The thinnest beam of blue fire, hot as—you sheep-brain. He’s fireproof.
I looked at Mettalise. “I need the scales removed.”
She grimaced but flexed her claws. One scale after another plinked on the ground, revealing knobbly green skin that resembled a reptile’s. Each tear must have stung, but the dragon didn’t flinch. In fact, he stared into space… I didn’t have much time. The moment
the last scale fell, I formed my blade of blue fire and sliced.
It took two chops. Charred meat overwhelmed the sulfuric scent of dragon blood. The severed wing plopped wetly on the floor. I swallowed against the urge to vomit, because I didn’t have time. I needed to get the other wing off, now.
The spell sliced through the second wing on the first try. Though neither stump bled, I instructed Orrik to smear them with healing ointment and bandage them. I told Mettalise to dispose of the wings.
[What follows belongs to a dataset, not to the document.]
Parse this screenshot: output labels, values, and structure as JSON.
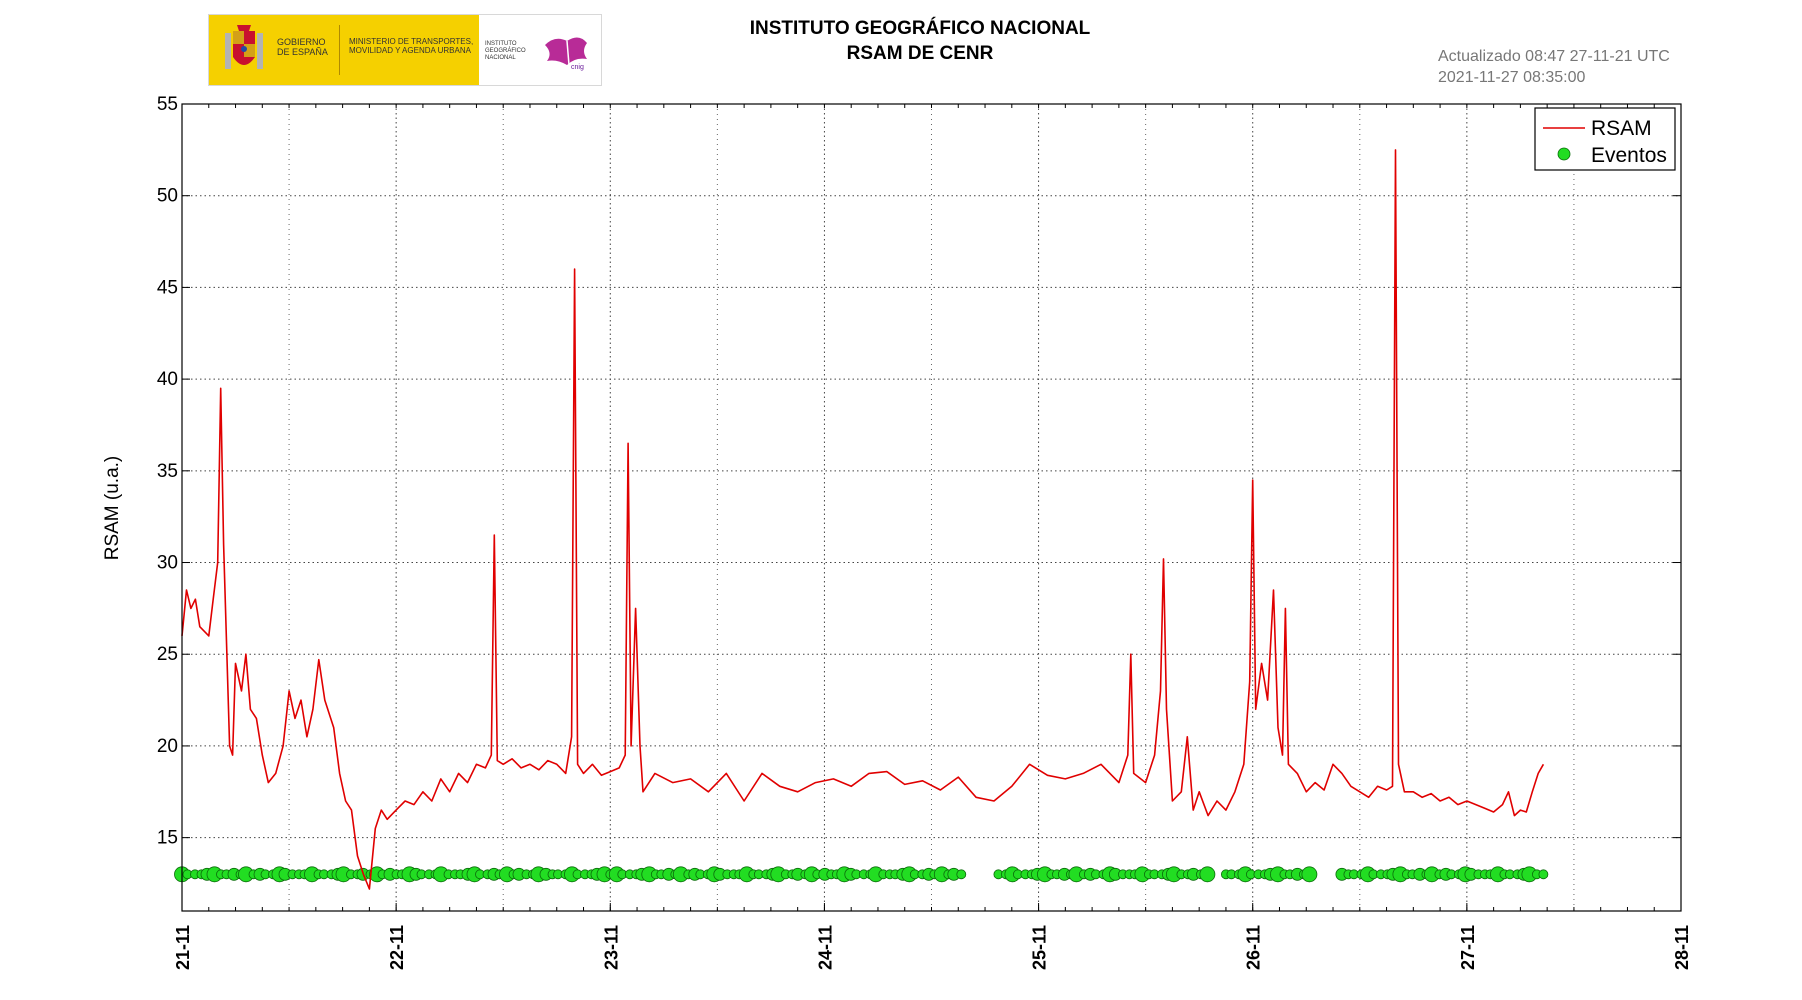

Before I moved on, I took one last look. The dragon had long passed out. Without his wings, he seemed… small. Less. Tears fell from Mettalise’s eyes as the remains of the wings pooled in her claws. The other dragon excused himself to a corner.
“I’m sorry,” I whispered to the unconscious dragon. I kissed his forehead.
Byron’s patient, one with a hole blown in its chest, had died as I worked. Sylvia poured antivenom down the throat of another dragon with spears in its belly. I went to the next unattended dragon, another pin-cushioned one, and went to work.
That dragon died as I removed the second spear.
Even with Shamino, these are too badly wounded to save them all, I told myself as I moved to the next patient. But Shamino could have saved more.
We finished by midnight. My heart and muscles ached with exhaustion; my Gift was somewhat depleted but still so strong. I hated it. Our third dragon had died, and I still had magic to spare.
“The rest will live, I think,” Sylvia said. We washed in a supply room adjoining the Infirmary. Her body shook with exhaustion. “I hope.”
I struggled not to cry. “I can’t believe the Kyer functioned before Shamino.”
“We haven’t had a war in a century, love.” Sylvia eyed a pile of bandages as if she might sleep on them. “Raiders don’t often injure dragon patrols. The world has changed.”
I kept scrubbing, but I couldn’t get the death off my hands. I pumped more water to start over, and each thrust of the handle grew more frantic.